Abstract
The conventional bee colony optimization (BCO) algorithm, one of the recent swarm intelligence (SI) methods, is good at exploration whilst being weak at exploitation. In order to improve the exploitation power of BCO, in this paper we introduce a novel algorithm, dubbed as weighted BCO (wBCO), that allows the bees to search in the solution space deliberately while considering policies to share the attained information about the food sources heuristically. For this purpose, wBCO considers global and local weights for each food source, where the former is the rate of popularity of a given food source in the swarm and the latter is the relevancy of a food source to a category label. To preserve diversity in the population, we embedded new policies in the recruiter selection stage to ensure that uncommitted bees follow the most similar committed ones.
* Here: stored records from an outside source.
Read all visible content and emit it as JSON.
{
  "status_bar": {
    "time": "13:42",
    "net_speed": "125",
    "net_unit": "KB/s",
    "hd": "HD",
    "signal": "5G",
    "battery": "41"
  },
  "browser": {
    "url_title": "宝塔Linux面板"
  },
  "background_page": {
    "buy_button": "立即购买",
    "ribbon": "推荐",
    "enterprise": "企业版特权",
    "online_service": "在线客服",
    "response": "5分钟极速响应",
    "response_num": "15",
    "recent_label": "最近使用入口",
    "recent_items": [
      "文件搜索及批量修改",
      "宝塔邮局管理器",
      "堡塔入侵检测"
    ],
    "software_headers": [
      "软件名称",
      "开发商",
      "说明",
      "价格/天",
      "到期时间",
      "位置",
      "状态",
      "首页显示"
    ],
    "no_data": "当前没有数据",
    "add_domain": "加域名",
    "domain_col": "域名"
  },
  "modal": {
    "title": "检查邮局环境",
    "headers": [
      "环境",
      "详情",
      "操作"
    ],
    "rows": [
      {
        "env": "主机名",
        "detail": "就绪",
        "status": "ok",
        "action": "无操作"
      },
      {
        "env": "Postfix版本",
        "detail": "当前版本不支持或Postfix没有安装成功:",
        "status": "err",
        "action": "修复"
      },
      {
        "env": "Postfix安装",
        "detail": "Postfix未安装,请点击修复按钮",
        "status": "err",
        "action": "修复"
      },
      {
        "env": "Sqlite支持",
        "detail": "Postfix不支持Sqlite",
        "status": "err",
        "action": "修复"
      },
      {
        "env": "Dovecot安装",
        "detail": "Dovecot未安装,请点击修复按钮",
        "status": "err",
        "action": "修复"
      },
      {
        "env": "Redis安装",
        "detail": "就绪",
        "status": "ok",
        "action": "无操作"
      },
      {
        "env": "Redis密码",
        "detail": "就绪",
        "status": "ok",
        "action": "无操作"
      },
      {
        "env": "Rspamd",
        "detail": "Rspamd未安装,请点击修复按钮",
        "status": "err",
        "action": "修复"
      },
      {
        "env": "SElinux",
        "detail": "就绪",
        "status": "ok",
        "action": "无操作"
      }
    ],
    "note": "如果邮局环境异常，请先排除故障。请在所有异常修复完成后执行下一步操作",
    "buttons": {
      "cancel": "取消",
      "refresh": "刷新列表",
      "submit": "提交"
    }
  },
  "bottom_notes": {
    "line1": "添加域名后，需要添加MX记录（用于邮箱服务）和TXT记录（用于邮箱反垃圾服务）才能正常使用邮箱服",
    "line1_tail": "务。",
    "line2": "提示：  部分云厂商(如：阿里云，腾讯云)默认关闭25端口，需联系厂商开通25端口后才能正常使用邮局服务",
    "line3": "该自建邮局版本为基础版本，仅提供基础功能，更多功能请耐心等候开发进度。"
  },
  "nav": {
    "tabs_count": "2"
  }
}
Thus, the local food source weighting and recruiter selection strategies make the algorithm suitable for discrete optimization problems. To demonstrate the utility of wBCO, the feature selection (FS) problem is modeled as a discrete optimization task, and has been tackled by the proposed algorithm. The performance of wBCO and its effectiveness in dealing with feature selection problem are empirically evaluated on several standard benchmark optimization functions and datasets and compared to the state-of-the-art methods, exhibiting the superiority of wBCO over the competitor approaches. (C) 2015 Elsevier Ltd. All rights reserved.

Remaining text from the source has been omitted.